Pourquoi récupérer une image déjà prise en numérique et la répéter en collodion?

Au début, c’était un prétexte pour m’exercer au collodion. Je voulais revisiter des productions antérieures et « recontextualiser », réinterpréter mes coups de cœur. Le résultat s’est avéré si intéressant que j’ai réalisé une série.

Lorsqu’on regarde les photographies de cette série ou de ton récent travail, ce qui capte le lecteur c’est le (re)cadrage : une fenêtre qui ne se conforme pas aux usages établis par les puristes. Peux-tu nous en dire davantage sur ce choix esthétique ?

C’est une signature. Avec une main nerveuse, je définis des étendages jaunâtres aux courbes volontairement irrégulières ; ce qui me permet de découper l’univers de l’image. Ces courbes dessinées avec les lois du hasard et de la gravité m’autorisent à rester en contact avec l’imprévu, la sérendipité. L’esthétique finale expose une fenêtre atypique insérée dans un cadre conventionnel. Ce choix rompt avec la tradition que nous avons de lire une scène du réel, c’est-à-dire dans un espace rectangulaire ou carré.

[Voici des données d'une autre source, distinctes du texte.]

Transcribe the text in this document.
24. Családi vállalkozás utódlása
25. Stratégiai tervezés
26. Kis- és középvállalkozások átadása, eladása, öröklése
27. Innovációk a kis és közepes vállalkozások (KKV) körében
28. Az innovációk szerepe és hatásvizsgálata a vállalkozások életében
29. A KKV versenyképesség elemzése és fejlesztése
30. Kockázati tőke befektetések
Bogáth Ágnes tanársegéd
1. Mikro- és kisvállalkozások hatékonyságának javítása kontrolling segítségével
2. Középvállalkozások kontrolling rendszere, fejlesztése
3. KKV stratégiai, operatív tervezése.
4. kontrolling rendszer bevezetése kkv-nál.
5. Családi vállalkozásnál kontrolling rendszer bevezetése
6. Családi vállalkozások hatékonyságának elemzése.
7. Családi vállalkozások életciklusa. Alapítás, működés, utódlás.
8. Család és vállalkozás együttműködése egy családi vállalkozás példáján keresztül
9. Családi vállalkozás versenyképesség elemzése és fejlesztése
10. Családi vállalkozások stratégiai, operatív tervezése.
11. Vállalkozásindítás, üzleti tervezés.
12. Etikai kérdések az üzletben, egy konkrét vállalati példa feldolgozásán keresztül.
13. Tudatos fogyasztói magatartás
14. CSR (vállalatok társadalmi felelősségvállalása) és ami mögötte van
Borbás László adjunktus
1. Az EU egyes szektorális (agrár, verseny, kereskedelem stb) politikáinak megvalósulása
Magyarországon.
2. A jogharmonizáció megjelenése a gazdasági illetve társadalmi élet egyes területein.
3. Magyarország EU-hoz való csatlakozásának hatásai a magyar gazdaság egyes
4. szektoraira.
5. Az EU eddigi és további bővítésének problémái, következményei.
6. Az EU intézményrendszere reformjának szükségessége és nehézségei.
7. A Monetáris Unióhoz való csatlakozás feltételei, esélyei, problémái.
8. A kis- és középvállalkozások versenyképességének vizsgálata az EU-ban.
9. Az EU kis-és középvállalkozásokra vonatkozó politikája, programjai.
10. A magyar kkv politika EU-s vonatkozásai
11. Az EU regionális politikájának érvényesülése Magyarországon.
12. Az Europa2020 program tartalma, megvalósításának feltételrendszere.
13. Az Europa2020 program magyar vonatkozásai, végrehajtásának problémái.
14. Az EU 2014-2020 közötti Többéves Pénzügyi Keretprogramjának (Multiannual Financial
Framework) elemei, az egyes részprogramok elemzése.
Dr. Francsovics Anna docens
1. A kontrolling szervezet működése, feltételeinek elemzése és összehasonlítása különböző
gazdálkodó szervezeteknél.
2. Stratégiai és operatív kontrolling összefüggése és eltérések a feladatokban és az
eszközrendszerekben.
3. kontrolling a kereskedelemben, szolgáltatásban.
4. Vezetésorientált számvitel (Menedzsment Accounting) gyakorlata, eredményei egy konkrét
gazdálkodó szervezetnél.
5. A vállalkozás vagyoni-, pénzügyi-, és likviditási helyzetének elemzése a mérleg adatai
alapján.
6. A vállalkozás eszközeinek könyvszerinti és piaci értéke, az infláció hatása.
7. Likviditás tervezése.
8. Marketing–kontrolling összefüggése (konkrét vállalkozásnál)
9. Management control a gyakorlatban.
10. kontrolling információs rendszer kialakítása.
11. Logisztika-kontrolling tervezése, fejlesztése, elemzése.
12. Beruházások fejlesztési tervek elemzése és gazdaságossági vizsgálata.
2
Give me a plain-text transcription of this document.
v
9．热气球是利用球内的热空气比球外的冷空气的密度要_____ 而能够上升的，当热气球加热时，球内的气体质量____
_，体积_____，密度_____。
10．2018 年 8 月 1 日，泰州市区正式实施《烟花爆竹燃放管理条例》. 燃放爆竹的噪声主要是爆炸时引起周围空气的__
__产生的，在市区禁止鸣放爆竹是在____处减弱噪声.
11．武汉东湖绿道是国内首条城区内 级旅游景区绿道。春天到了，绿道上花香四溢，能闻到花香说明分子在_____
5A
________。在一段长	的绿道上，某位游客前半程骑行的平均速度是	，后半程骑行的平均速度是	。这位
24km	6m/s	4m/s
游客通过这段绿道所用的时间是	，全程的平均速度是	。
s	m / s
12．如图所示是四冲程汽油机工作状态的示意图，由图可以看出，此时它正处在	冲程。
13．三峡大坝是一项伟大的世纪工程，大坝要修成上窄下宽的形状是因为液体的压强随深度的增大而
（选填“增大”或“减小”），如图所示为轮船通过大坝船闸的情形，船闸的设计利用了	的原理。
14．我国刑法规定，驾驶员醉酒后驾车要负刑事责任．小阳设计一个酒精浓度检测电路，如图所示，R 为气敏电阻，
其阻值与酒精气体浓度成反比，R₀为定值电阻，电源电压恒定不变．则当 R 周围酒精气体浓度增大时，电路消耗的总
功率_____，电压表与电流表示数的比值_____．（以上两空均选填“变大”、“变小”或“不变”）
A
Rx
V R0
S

POURQUOI PROVOQUES-TU LES IMPERFECTIONS ?

Parce que ces imperfections révèlent des éléments jamais pensés. En tant que photographe qui a foi en le hasard, j’apprends à accepter les accidents imprévisibles : les étendages irréguliers du collodion, son traitement imparfait parfois menant à une solarisation intempestive ou une émulsion qui pèle[6]. Les anormalités et les erreurs maintiennent l’artiste dans une intensité, une authenticité, la surprise, l’émerveillement. À l’opposé, si ces imperfections sont trop prononcées, elles peuvent s’avérer des défauts irréversibles et anéantir une épreuve. Or, ces résultats font partie de l’expérience humaine et de l’avancement de sa pratique.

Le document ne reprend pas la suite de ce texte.